Keep it Personalized: Dynamic Pricing in the B2B Universe
More and more companies are attempting to adopt dynamic pricing as a means for increasing profit and revenue. Many of these companies are B2C retailers. This raises the question: How do rapid price changes in the consumer environment influence the relationship between brands and retailers?
Real-Time Pricing Adjustments
Business revenue is fueled by a number of major factors. One of these factors is pricing. B2B companies usually have a rather fixed pricing strategy that guides them. The more dynamic part is the promotion budget, which can be dynamically allocated between the different retailers in order to maximize its ROI.
Dynamic pricing can help even the most profitable B2B companies increase profit. By automatically analyzing a wide range of variables – consumer trends, competitor behavior, global and local regulations – dynamic pricing platforms can generate real-time promotion recommendations that create larger profit margins for each individual transaction. In an era where service and product providers are expected to respond with lightning quickness, precise pricing adjustments hold significant value.
Establishing a Pricing Strategy
In order for dynamic pricing to actually work, the brand needs to accurately predict, using complex AI technologies, the price changes each promotion will trigger at each channel; and, based on price elasticity, understand how this price change will eventually affect sales, revenue and profit.
Mapping the Variables
Once a pricing strategy is established, brands can use simulation tools in order to optimize their promotion spend and achieve their goals.

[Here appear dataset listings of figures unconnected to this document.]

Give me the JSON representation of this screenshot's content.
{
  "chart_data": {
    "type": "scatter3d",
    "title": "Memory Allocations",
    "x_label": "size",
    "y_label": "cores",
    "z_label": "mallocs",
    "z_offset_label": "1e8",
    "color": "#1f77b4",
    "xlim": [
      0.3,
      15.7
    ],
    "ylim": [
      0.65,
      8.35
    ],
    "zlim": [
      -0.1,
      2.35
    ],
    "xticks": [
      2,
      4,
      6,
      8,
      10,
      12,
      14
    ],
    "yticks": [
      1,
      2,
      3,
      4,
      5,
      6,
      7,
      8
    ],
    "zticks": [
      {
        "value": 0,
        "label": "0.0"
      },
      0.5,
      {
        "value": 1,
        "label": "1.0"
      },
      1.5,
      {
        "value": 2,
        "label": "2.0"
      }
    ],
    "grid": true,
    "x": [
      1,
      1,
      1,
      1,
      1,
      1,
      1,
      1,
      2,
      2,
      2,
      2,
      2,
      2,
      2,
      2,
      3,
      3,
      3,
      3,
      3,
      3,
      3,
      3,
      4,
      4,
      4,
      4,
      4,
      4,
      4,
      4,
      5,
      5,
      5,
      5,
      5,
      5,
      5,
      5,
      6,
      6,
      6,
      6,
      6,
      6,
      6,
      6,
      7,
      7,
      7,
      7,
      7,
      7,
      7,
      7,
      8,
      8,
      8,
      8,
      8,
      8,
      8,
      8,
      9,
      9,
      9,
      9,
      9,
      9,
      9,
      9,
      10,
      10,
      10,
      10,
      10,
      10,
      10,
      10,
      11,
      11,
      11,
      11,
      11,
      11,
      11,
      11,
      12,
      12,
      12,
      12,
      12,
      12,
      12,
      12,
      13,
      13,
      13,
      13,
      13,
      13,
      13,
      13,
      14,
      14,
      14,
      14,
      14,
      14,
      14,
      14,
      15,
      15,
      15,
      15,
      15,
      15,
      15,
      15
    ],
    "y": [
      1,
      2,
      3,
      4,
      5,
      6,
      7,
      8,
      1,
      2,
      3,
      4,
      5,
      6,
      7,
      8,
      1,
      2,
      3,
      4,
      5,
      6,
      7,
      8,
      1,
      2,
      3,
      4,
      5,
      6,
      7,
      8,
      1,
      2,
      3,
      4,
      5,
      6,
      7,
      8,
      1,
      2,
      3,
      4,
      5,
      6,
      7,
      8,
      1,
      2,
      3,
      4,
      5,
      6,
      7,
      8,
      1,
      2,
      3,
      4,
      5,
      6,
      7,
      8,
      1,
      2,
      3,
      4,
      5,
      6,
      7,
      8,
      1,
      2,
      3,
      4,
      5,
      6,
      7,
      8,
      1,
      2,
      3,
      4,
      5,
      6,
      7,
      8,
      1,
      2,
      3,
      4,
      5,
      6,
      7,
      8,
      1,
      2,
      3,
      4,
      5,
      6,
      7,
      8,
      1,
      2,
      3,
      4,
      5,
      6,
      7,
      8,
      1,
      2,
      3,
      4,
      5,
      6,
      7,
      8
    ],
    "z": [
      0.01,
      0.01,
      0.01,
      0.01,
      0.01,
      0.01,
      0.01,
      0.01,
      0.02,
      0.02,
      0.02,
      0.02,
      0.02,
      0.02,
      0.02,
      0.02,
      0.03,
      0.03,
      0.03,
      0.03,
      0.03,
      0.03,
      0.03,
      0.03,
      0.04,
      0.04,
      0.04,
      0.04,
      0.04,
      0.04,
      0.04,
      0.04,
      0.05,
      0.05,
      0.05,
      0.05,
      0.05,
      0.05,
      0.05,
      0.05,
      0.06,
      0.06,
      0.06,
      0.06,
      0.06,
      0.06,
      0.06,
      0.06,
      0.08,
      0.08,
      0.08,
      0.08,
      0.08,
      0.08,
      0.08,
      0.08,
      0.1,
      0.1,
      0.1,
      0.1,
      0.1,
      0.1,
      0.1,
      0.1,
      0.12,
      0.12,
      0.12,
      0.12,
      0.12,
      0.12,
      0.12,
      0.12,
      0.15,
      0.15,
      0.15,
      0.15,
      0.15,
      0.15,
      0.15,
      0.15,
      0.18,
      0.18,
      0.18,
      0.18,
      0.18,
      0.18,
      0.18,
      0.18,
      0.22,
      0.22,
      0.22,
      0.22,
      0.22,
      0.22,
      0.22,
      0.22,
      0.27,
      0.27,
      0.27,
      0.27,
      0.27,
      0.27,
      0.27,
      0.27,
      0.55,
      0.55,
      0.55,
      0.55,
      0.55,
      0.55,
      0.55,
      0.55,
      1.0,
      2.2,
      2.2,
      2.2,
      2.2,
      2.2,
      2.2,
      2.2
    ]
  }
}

For example, a certain discount given to a specific retailer may not change the end user price, thus leaving sales as is, adding to the bottom line of the retailer on the brand’s account (zero sum game). For a different retailer, a similar discount may all be transferred to the customer, increasing sales and revenue.
- Buy One Get One Free
MAP Pricing – When the Brand Sets the Price
A MAP price is a minimum amount that resellers agree not to advertise below. For example, if a backpack company sets a MAP price of $50 for its best-selling item, then all resellers including brick and mortar stores and Amazon resellers are obligated to advertise this product at $50 or more.
In this case, the brand is actually pricing like a retailer – and dynamic pricing enables to enforce a more dynamic policy.
Entering the Era of Adaptability
In order to maintain their growth, brands need to be able to continually adapt to dynamic realities. The reality of retailers pricing rapidly and personally, while the brands maintain fixed pricing that does not reflect the economic value of their goods, is being disrupted by the rise of dynamic pricing.